Two post-hoc analyses of ustekinumab in patients with psoriatic arthritis (PsA) with axial symptoms simply do not stand up to scrutiny, two leading rheumatologists have argued.

Writing in the Annals of Rheumatic Diseases, Juergen Braun from Ruhr University BochumHerne, Germany and Robert Landewe from Amsterdam Rheumatology Center, The Netherlands, strongly criticise the use of “physician-reported spondylitis”, in the post-hoc analyses of the PSUMMIT 1 and PSUMMIT 2 trials.

They said this “new diagnosis” has potentially far-reaching consequences and should be abandoned.

In a Viewpoint article they note that “there is a clear marketing incentive” behind the approach which in their view does not use a sound diagnosis of axSpA.

“The unexpected failure of the anti-IL-23 RCTs in axSpA has undoubtedly been a disappointment for the pharmaceutical companies involved, and the suggestion of improvements in a few typical axSpA measures may have incentivised the post-hoc analyses of the PsA trials,” they said.
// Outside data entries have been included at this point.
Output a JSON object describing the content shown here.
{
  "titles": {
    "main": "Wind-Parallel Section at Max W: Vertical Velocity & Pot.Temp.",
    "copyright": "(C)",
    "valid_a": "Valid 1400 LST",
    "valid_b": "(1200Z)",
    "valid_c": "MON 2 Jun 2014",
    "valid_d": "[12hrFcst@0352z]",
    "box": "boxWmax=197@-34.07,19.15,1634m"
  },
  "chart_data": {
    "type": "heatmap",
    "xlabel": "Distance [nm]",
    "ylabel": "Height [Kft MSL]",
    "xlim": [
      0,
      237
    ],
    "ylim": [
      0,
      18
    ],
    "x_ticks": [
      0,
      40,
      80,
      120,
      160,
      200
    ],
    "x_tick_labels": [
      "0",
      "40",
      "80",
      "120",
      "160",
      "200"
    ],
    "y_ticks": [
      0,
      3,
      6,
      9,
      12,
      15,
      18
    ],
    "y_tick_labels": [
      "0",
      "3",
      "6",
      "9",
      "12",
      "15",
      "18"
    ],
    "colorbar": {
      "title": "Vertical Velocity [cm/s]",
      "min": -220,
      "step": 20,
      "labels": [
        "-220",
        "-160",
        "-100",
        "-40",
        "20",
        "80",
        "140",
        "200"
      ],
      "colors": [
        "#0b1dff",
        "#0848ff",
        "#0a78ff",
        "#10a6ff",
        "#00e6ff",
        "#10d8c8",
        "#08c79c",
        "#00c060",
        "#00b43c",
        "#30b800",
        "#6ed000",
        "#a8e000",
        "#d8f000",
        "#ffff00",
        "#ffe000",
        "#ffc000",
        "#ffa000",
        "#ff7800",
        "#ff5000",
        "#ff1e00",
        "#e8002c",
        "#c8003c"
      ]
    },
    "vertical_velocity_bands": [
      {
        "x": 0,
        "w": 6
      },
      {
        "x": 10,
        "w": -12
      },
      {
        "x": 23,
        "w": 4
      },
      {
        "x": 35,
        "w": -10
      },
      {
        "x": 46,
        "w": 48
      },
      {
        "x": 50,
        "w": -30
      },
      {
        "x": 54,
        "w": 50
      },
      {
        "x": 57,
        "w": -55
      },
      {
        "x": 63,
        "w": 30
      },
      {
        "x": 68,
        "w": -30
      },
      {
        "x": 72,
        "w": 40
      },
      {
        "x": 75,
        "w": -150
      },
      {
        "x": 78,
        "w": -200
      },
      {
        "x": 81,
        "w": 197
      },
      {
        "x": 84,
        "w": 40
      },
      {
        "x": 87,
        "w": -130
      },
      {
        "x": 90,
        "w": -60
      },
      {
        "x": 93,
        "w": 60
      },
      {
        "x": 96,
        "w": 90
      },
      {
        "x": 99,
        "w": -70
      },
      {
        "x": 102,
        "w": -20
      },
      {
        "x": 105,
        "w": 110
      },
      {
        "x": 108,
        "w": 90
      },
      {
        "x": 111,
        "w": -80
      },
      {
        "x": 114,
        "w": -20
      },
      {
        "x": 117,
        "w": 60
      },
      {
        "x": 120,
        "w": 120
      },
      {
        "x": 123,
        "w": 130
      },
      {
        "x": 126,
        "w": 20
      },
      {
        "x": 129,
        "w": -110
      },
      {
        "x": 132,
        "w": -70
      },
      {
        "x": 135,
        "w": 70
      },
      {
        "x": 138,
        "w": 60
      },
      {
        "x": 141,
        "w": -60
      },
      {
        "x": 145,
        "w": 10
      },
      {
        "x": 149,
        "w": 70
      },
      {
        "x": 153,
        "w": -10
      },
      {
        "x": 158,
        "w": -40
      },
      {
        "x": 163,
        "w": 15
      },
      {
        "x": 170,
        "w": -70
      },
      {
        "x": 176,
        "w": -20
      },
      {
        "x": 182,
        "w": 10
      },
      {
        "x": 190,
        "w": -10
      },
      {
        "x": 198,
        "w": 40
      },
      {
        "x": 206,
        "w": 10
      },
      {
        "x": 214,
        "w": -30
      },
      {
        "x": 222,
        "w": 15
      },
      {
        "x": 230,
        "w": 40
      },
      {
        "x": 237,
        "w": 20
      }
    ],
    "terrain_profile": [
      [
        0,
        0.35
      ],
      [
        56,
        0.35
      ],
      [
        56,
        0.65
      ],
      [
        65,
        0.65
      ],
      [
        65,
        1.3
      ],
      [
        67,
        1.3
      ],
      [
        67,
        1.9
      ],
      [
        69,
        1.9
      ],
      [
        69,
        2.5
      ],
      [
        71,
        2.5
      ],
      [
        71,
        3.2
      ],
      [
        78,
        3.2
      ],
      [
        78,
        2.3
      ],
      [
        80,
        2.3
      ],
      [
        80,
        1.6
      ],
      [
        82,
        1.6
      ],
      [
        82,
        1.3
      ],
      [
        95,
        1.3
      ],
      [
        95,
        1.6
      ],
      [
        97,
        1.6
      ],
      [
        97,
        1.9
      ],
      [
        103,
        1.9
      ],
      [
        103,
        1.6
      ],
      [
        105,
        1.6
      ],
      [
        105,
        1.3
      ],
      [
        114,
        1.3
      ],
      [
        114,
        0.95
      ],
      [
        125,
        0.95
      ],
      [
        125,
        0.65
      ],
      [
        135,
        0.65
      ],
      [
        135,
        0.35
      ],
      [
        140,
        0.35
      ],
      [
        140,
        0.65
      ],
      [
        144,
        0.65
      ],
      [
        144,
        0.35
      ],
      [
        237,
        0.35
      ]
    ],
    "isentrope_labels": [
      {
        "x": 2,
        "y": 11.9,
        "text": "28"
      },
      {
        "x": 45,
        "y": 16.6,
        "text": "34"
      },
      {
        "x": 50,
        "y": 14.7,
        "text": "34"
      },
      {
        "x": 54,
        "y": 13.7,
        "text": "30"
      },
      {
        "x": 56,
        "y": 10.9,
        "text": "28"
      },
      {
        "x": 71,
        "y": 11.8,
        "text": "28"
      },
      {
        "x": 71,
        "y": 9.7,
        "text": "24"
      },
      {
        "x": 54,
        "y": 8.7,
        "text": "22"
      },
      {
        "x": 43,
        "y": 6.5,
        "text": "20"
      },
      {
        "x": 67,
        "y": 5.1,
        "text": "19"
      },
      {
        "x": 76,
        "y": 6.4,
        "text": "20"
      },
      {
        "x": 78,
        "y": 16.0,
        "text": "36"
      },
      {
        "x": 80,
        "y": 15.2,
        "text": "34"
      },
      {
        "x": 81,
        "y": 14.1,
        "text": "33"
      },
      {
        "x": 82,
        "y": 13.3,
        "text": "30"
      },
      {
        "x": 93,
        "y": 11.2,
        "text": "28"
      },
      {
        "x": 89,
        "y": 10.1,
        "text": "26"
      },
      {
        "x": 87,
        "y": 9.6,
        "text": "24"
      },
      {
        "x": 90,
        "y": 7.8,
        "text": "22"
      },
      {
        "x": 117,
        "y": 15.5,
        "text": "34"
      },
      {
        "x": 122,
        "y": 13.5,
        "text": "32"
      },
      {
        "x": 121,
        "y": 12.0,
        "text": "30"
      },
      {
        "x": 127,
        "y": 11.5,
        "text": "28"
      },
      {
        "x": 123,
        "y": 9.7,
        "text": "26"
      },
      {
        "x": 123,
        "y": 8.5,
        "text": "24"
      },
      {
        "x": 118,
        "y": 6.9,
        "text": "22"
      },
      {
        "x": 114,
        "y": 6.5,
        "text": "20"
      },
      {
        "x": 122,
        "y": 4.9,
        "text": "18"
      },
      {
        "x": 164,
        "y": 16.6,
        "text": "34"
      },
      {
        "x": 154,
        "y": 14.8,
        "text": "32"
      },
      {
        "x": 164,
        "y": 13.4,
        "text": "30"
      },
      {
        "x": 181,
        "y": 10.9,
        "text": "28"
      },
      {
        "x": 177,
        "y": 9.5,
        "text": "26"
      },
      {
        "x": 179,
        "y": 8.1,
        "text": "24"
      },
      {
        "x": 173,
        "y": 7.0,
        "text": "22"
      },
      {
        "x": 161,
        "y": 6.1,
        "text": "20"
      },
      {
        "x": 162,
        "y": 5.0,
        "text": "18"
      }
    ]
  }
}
While the RCTs in question clearly show that ustekinumab works in PsA, the post-hoc analyses are treating patients who say they have back pain when asked and show some signs of disease activity as if they had previously been diagnosed with axSpA, they explain.

What the analyses may be picking up is improvement in back pain as a bystander effect of general improvement in patients who had severe peripheral PsA, with involvement of many joints and skin and a high burden of disease.

“It is well known that pain-spreading mechanisms (central sensitisation) may cause back pain which may improve on improvement in general well-being,” they concluded.

Disease-specific measures such BASDAI and ASDAS, which were used in the analyses, should only be applied in proven axial inflammation as they were developed to do.

“Once axial inflammation of patients with peripheral PsA has been proven, for example, by MRI, BASDAI and ASDAS may be appropriate tools to follow these patients over time, but not before that has been achieved,” they said.

“Far better definitions for axial PsA are needed to be used for inclusion in clinical trials.

“In conclusion, we propose to abandon the term ‘physician-reported spondylitis’. The likelihood that axial PsA is much different from axSpA in terms of treatment response in patients with proven axial inflammation is, in our opinion, rather low.”

Ustekinumab is an IL-12/23 inhibitor that blocks binding to the shared p40 subunit, guselkumab and risankizumab are selective IL-23 inhibitors that block binding to the p19 subunit.